India Place in Africa’s Democratic Transformation: Sustaining the Status Quo or Spurring Democratic Change? In Africa Quarterly-Indian Journal of African Affairs Vol. 51 No 3-4, August 2011-January 2012:41-51.
By Paul Musili and Mumo Nzau
Africa Quarterly. Rise of Emerging Powers in Africa. Indian Journal of Foreign Affairs.
The special edition of Africa Quarterly brings together experts and scholars cutting across continents to look at the unfolding narrative of Afro-optimism and the implications of the rise of BRICS (Brazil, Russia, India, China and South Africa) and other middle powers for a renascent African continent.

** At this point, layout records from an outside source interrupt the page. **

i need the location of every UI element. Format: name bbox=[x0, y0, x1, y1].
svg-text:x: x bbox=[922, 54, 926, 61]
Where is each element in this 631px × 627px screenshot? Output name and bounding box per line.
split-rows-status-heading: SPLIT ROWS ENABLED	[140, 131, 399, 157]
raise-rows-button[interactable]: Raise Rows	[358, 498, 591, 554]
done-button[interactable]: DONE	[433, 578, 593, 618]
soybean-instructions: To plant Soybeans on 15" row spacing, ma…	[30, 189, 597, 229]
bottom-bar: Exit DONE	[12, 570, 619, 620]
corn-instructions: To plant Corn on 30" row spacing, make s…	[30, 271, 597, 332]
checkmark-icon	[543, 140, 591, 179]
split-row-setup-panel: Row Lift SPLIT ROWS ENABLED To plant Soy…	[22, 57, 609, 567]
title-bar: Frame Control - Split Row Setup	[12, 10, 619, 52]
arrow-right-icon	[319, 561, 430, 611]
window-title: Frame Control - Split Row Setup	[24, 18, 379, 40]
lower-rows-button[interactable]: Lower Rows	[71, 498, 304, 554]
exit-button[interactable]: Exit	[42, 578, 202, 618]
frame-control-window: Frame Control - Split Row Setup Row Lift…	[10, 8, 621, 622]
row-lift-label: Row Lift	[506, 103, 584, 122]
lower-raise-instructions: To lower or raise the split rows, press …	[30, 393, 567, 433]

The statistics are revelatory: the BRIC countries stepped up their trade with the continent from merely $3.5 billion in 2000 to over $200 billion in 2011. China has multiplied its trade with Africa from $3.5 billion in 1990 to around $150 billion in 2011. India’s trade with Africa is estimated to be over $50 billion; Brazil’s trade is pegged at around $16 billion; and Russia’s bilateral trade is around $10 billion.
While each emerging power has its own motivations, imperatives and even competing ambitions for engaging Africa, there is a marked realization that the continent is a different place and requires new strategies to forge alternative investment and development paradigms for the continent.
The BRICS countries present a powerful challenge to the so-called Washington consensus deployed by the U.S. and traditional Western donors and partners, some of them former colonialists, to dominate the continent through the IMF-World Bank’s prescriptive aid policies.